It appeared as though the dust had (quite literally) begun to settle after the nightmare that was the Eyjafjallajökull ash cloud. Most travel insurers agreed that volcanic eruptions were not considered weather phenomena and, as such, refused cover for losses suffered as a result of any disrupted travel plans. They instead advised their customers to contact their airlines to enquire as to their entitlement for compensation under the Denied Boarding Regulations.
However, the status quo may change following a decision made by a district judge at Yeovil County Court in the matter of Tucker v InsureandGo (unreported). Mr Tucker was stranded abroad in Mexico as a result of his flight home being cancelled. As a consequence of his predicament, he incurred a number of expenses, which he sought recompense for under his travel insurance policy.
The insurers declined to pay his claim on the grounds that the ash cloud was not a weather-related issue.
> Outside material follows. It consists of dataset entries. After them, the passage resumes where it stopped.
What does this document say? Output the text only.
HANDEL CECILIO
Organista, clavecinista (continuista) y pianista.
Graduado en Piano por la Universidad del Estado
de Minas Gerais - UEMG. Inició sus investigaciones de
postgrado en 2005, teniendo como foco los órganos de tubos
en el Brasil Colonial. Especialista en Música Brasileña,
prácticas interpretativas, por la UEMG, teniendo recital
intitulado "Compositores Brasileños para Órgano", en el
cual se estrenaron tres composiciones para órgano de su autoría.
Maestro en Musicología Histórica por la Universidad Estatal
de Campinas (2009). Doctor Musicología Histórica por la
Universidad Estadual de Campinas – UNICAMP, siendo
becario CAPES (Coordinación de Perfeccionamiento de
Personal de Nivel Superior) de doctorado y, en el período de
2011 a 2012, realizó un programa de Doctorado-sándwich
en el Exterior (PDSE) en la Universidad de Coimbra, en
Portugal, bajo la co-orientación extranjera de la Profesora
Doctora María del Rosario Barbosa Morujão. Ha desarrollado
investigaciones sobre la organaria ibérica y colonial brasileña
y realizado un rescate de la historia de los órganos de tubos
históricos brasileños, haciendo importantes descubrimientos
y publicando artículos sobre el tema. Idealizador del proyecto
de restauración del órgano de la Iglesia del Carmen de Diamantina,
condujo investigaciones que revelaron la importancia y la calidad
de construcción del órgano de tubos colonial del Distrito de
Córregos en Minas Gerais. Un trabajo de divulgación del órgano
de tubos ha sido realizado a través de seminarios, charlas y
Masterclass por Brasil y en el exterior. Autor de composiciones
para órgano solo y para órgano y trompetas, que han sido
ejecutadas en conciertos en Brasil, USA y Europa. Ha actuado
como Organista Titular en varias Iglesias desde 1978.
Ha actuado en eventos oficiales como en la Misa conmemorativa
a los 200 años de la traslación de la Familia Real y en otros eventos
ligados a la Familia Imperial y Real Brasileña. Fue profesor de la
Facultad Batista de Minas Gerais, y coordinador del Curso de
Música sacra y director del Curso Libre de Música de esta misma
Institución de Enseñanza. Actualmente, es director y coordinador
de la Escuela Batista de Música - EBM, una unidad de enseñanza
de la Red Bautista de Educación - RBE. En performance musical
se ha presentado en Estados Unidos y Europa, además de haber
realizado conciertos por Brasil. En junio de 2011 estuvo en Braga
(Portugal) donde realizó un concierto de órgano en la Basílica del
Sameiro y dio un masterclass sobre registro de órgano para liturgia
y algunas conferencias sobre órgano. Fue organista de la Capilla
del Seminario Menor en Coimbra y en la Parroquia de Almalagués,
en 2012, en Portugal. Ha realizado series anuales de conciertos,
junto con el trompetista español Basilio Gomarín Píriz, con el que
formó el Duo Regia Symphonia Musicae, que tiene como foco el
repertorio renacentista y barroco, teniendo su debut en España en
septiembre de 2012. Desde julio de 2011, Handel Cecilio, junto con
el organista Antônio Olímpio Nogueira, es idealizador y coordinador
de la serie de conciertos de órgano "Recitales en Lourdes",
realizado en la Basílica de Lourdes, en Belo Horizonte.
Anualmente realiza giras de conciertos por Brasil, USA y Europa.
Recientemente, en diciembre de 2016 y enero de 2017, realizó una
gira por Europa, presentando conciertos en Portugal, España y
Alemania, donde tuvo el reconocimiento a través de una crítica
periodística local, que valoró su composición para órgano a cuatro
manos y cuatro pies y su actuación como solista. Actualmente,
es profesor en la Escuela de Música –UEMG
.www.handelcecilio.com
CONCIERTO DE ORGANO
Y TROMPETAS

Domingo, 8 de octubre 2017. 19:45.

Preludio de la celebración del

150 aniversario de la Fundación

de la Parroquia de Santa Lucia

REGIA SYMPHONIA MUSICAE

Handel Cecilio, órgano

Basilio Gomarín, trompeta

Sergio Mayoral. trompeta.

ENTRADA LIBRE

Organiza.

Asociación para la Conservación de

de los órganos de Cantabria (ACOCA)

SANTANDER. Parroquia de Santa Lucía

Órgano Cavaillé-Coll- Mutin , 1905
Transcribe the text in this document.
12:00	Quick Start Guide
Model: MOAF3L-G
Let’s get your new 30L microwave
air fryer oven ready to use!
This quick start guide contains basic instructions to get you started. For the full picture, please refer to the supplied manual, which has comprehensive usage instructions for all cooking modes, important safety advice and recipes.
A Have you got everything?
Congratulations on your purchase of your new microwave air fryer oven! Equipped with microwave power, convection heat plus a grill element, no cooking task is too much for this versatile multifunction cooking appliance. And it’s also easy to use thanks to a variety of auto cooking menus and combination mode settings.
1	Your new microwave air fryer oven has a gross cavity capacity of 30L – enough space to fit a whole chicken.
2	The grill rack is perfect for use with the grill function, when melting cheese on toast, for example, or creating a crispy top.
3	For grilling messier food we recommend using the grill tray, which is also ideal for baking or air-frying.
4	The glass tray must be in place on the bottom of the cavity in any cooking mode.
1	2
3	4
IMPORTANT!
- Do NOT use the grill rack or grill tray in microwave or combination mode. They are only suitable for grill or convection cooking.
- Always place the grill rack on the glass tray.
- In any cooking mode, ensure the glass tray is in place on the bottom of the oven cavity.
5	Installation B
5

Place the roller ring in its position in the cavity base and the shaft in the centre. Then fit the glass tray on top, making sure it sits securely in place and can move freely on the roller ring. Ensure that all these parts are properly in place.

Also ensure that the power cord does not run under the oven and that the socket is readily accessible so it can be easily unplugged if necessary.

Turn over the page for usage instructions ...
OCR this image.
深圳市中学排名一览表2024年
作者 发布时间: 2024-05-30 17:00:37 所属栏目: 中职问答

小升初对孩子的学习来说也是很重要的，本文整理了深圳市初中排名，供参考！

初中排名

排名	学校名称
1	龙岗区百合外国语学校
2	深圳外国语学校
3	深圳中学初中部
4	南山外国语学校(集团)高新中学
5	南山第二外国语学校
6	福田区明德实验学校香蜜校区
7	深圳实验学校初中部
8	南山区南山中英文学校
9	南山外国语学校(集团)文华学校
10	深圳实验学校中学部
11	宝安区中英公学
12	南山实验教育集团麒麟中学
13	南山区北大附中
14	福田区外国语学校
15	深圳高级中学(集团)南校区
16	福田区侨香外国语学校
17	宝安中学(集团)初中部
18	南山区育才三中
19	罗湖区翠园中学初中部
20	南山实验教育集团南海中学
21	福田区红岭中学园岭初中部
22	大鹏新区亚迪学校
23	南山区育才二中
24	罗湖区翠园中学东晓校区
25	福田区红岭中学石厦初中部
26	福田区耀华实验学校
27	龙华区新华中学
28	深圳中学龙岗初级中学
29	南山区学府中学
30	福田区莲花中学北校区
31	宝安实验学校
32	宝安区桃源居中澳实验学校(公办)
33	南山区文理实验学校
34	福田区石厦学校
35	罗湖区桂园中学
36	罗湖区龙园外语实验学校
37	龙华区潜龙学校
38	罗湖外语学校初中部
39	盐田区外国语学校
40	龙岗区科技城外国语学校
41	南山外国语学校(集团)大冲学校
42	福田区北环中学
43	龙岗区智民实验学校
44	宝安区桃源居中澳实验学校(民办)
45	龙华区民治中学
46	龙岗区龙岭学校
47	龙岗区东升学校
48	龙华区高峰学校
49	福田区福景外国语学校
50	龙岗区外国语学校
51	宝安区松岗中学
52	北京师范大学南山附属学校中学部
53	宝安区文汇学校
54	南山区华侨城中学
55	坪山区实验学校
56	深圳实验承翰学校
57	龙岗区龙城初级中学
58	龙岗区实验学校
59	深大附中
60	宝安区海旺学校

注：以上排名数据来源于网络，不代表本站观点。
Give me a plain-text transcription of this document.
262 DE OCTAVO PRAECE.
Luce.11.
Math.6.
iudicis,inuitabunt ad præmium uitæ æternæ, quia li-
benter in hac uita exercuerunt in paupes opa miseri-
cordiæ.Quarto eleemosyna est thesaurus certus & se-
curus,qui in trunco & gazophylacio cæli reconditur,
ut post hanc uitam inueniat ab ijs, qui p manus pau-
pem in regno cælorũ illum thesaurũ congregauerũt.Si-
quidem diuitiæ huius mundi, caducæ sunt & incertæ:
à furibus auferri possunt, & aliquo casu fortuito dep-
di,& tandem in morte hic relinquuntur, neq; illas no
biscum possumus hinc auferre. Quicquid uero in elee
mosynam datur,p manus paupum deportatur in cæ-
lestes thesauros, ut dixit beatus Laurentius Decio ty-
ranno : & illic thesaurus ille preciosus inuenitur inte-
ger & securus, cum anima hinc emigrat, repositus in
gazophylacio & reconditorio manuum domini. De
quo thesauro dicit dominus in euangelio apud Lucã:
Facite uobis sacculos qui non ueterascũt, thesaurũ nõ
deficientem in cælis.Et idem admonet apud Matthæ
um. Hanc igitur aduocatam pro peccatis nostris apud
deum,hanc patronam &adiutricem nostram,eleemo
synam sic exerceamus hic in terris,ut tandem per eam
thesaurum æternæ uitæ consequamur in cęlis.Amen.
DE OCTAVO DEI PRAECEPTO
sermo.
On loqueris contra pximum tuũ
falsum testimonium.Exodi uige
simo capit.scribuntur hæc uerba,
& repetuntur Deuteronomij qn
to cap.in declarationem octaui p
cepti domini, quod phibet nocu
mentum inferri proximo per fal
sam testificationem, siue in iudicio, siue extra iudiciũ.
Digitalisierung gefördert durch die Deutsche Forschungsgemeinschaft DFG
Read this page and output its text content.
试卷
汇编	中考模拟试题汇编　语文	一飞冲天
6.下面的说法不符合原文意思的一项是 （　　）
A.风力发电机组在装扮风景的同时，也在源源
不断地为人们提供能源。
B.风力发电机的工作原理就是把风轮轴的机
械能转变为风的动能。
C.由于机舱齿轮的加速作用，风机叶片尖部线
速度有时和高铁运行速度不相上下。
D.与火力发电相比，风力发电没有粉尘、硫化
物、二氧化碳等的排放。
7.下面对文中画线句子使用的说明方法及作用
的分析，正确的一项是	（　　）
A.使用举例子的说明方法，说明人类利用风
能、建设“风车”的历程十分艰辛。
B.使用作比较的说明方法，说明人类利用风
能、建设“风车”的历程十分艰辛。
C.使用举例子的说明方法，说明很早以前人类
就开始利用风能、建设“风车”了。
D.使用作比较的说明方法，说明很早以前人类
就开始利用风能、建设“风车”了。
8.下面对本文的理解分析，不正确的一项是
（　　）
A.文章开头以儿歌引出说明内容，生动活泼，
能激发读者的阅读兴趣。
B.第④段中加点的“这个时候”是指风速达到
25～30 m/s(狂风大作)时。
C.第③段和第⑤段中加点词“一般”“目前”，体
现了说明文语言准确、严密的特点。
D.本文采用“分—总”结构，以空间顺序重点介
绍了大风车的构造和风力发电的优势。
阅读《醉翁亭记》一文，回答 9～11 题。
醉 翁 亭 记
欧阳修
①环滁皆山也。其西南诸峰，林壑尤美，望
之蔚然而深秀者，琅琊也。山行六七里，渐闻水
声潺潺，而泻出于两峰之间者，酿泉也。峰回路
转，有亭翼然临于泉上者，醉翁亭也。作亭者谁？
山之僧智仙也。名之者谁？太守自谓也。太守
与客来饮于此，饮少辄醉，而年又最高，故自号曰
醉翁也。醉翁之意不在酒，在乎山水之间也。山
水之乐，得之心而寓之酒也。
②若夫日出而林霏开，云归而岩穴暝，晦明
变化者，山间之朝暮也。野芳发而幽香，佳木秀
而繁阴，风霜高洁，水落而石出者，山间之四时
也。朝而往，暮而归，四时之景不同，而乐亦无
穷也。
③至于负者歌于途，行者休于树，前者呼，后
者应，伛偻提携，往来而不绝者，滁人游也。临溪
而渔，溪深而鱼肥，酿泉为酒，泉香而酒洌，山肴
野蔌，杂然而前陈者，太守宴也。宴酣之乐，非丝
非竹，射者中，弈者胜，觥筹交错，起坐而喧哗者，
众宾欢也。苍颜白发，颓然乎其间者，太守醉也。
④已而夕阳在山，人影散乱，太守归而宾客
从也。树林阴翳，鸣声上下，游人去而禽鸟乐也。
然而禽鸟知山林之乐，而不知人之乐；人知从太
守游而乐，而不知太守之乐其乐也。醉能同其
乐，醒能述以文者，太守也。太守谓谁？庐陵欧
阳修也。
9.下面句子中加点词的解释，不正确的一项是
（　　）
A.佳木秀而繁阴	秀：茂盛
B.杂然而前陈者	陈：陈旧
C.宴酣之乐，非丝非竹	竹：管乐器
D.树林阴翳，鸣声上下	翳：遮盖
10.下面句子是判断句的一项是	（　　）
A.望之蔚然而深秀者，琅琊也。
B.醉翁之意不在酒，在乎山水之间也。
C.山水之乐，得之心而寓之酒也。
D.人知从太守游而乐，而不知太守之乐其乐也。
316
Mr Tucker decided to take matters further, issuing legal proceedings against his insurers. The presiding judge concluded that, for the purposes of interpreting the policy terms, the ash cloud should be considered 'weather-related' and found in favour of Mr Tucker, ordering his insurer to pay £1,009 in satisfaction of the claim.
This is a Small Claims Track judgment and is not therefore binding on future cases. However, what is concerning for travel insurers is that the decision comes hot on the heels of a provisional decision by the Financial Ombudsman Service (FOS) regarding a similar issue, which again resulted in a similar conclusion.
The FOS is still handling numerous complaints against insurers for non-payment of ash-cloud related claims, and the county court decision may therefore be cited as a guiding decision. Disgruntled policyholders will gain encouragement from the decision and this might result in more claims running through the courts. As the limitation period for such claims runs for six years, the issue could remain in the spotlight for some time to come. A test case from the FOS in the High Court might be a sensible way to resolve the issue once and for all, but, for the time being at least, the Ombudsman appears to have no appetite for such action.
We shall keep abreast of developments and will report further as things develop.